The legacy of Seymour Melman's work continues in a fellowship and research program supported by the Institute for Policy Studies in Washington, D.C. and through the work of his former colleagues in the Economic Reconstruction network.

===Quotations===
"The joy of accomplishing production. It's a great thing. The work I've been doing now for some time is writing an article, writing a book, or researching something. It's an accomplishment. It's a great thing. No, more exactly, it's living. It's being alive. To be productive is to be alive."

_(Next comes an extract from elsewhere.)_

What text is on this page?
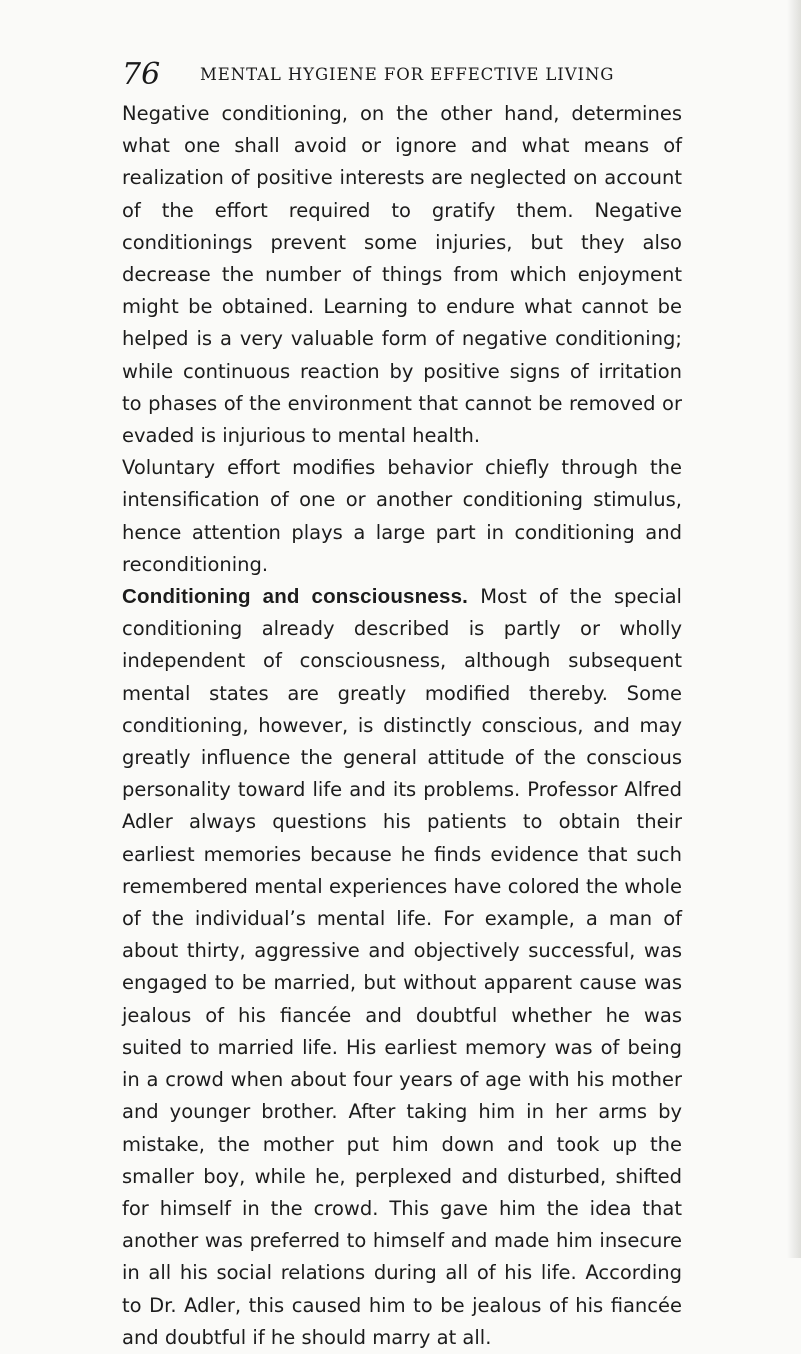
76 MENTAL HYGIENE FOR EFFECTIVE LIVING

Negative conditioning, on the other hand, determines what one shall avoid or ignore and what means of realization of positive interests are neglected on account of the effort required to gratify them. Negative conditionings prevent some injuries, but they also decrease the number of things from which enjoyment might be obtained. Learning to endure what cannot be helped is a very valuable form of negative conditioning; while continuous reaction by positive signs of irritation to phases of the environment that cannot be removed or evaded is injurious to mental health.

Voluntary effort modifies behavior chiefly through the intensification of one or another conditioning stimulus, hence attention plays a large part in conditioning and reconditioning.

Conditioning and consciousness. Most of the special conditioning already described is partly or wholly independent of consciousness, although subsequent mental states are greatly modified thereby. Some conditioning, however, is distinctly conscious, and may greatly influence the general attitude of the conscious personality toward life and its problems. Professor Alfred Adler always questions his patients to obtain their earliest memories because he finds evidence that such remembered mental experiences have colored the whole of the individual’s mental life. For example, a man of about thirty, aggressive and objectively successful, was engaged to be married, but without apparent cause was jealous of his fiancée and doubtful whether he was suited to married life. His earliest memory was of being in a crowd when about four years of age with his mother and younger brother. After taking him in her arms by mistake, the mother put him down and took up the smaller boy, while he, perplexed and disturbed, shifted for himself in the crowd. This gave him the idea that another was preferred to himself and made him insecure in all his social relations during all of his life. According to Dr. Adler, this caused him to be jealous of his fiancée and doubtful if he should marry at all.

"A bomb equivalent to 20 million tons of TNT would cause an intense fire called a 'fire storm' in an area about 2000 sqmi around the area of the blast. And in such an area it would be futile, desperately futile to construct what are called 'fallout shelters'".

== Publications ==
- 1956. Dynamic factors in industrial productivity. New York, Wiley.
- 1958. Decision Making and Productivity.
- 1958. Inspection for Disarmament. Editor.
- 1961. The Peace Race.
- 1962. No Place to Hide Fallout Shelters-Fact and Fiction. Editor.
- 1962. Disarmament; Its Politics And Economics. Editor.
- 1965. Our Depleted Society
- 1968. In the name of America; the conduct of the war in Vietnam by the armed forces of the United States as shown by published reports, compared with the laws of war binding on the United States Government and on its citizens. With Melvyn Baron and Dodge Ely. New York: Clergy.
- 1970. The defense economy; conversion of industries and occupations to civilian needs. New York: Praeger.
- 1970. Pentagon Capitalism: The Political Economy of War. New York: McGraw-Hill.
- 1971. The war economy of the United States; readings on military industry and economy. New York: St. Martin's Press.
- 1983. Profits without Production.
- 1985. The Permanent War Economy: American Capitalism in Decline NY: Simon & Schuster.
- 1988. The Demilitarized Society: Disarmament & Conversion. Montreal: Harvest House.
- 1992. Rebuilding America: A New Economic Plan for the 1990s. Westfield NJ: Open Media.
- 2001. After Capitalism: From Managerialism to Workplace Democracy. New York: Knopf.